Paper 2020/477

Partially Structure-Preserving Signatures: Lower Bounds, Constructions and More

Essam Ghadafi

Abstract

In this work we first provide a framework for defining a large subset of pairing-based digital signature schemes which we call Partially Structure-Preserving Signature (PSPS) schemes. PSPS schemes are similar in nature to structure-preserving signatures with the exception that in these schemes messages are scalars from ${\text{Z}}_p^n$ instead of being source group elements. This class encompasses various existing schemes which have a number of desirable features which makes them an ideal building block for many privacy-preserving cryptographic protocols. They include the widely-used schemes of Camenisch-Lysyanskaya (CRYPTO 2004) and Pointcheval-Sanders (CT-RSA 2016). We then provide various impossibility and lower bound results for variants of this class.
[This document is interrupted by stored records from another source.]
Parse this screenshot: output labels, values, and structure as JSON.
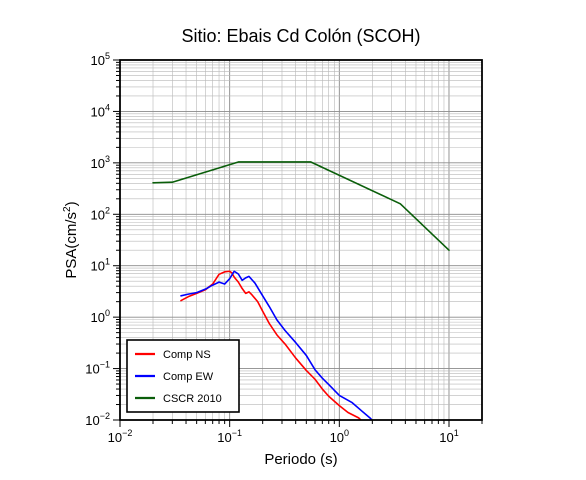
{
  "chart_data": {
    "type": "line",
    "title": "Sitio: Ebais Cd Colón (SCOH)",
    "xlabel": "Periodo (s)",
    "ylabel": {
      "prefix": "PSA(cm/s",
      "sup": "2",
      "suffix": ")"
    },
    "xscale": "log",
    "yscale": "log",
    "xlim": [
      0.01,
      20
    ],
    "ylim": [
      0.01,
      100000
    ],
    "grid": true,
    "legend_position": "bottom-left",
    "x_ticks": [
      {
        "base": "10",
        "exp": "−2",
        "value": 0.01
      },
      {
        "base": "10",
        "exp": "−1",
        "value": 0.1
      },
      {
        "base": "10",
        "exp": "0",
        "value": 1
      },
      {
        "base": "10",
        "exp": "1",
        "value": 10
      }
    ],
    "y_ticks": [
      {
        "base": "10",
        "exp": "−2",
        "value": 0.01
      },
      {
        "base": "10",
        "exp": "−1",
        "value": 0.1
      },
      {
        "base": "10",
        "exp": "0",
        "value": 1
      },
      {
        "base": "10",
        "exp": "1",
        "value": 10
      },
      {
        "base": "10",
        "exp": "2",
        "value": 100
      },
      {
        "base": "10",
        "exp": "3",
        "value": 1000
      },
      {
        "base": "10",
        "exp": "4",
        "value": 10000
      },
      {
        "base": "10",
        "exp": "5",
        "value": 100000
      }
    ],
    "series": [
      {
        "name": "Comp NS",
        "color": "#ff0000",
        "x": [
          0.036,
          0.042,
          0.05,
          0.06,
          0.07,
          0.08,
          0.09,
          0.1,
          0.105,
          0.11,
          0.12,
          0.13,
          0.14,
          0.15,
          0.16,
          0.18,
          0.2,
          0.23,
          0.27,
          0.32,
          0.4,
          0.5,
          0.6,
          0.7,
          0.8,
          1.0,
          1.2,
          1.5,
          1.7,
          2.0
        ],
        "y": [
          2.1,
          2.5,
          2.9,
          3.4,
          4.4,
          6.8,
          7.6,
          7.8,
          7.2,
          6.0,
          4.8,
          3.6,
          2.9,
          3.1,
          2.7,
          2.0,
          1.3,
          0.75,
          0.45,
          0.3,
          0.16,
          0.092,
          0.062,
          0.04,
          0.029,
          0.019,
          0.014,
          0.011,
          0.0085,
          0.0072
        ]
      },
      {
        "name": "Comp EW",
        "color": "#0000ff",
        "x": [
          0.036,
          0.042,
          0.05,
          0.06,
          0.07,
          0.08,
          0.09,
          0.1,
          0.11,
          0.12,
          0.13,
          0.14,
          0.15,
          0.17,
          0.2,
          0.23,
          0.27,
          0.32,
          0.4,
          0.5,
          0.6,
          0.7,
          0.85,
          1.0,
          1.3,
          1.6,
          1.9,
          2.2
        ],
        "y": [
          2.6,
          2.8,
          3.0,
          3.5,
          4.2,
          4.8,
          4.4,
          5.6,
          7.8,
          6.9,
          5.2,
          5.8,
          6.2,
          4.6,
          2.6,
          1.6,
          0.88,
          0.55,
          0.32,
          0.18,
          0.095,
          0.065,
          0.043,
          0.03,
          0.022,
          0.015,
          0.011,
          0.008
        ]
      },
      {
        "name": "CSCR 2010",
        "color": "#0a5e0a",
        "x": [
          0.02,
          0.03,
          0.12,
          0.55,
          3.6,
          10
        ],
        "y": [
          410,
          420,
          1040,
          1040,
          160,
          20
        ]
      }
    ]
  }
}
Our results include bounds for the signature and verification key sizes as well as lower bounds for achieving strong unforgeability. We also give a generic framework for transforming variants of PSPS schemes into structure-preserving ones. As part of our contribution, we also give a number of optimal PSPS schemes which may be of independent interest. Our results aid in understanding the efficiency of pairing-based signature schemes and show a connection between this class of signature schemes and structure-preserving ones.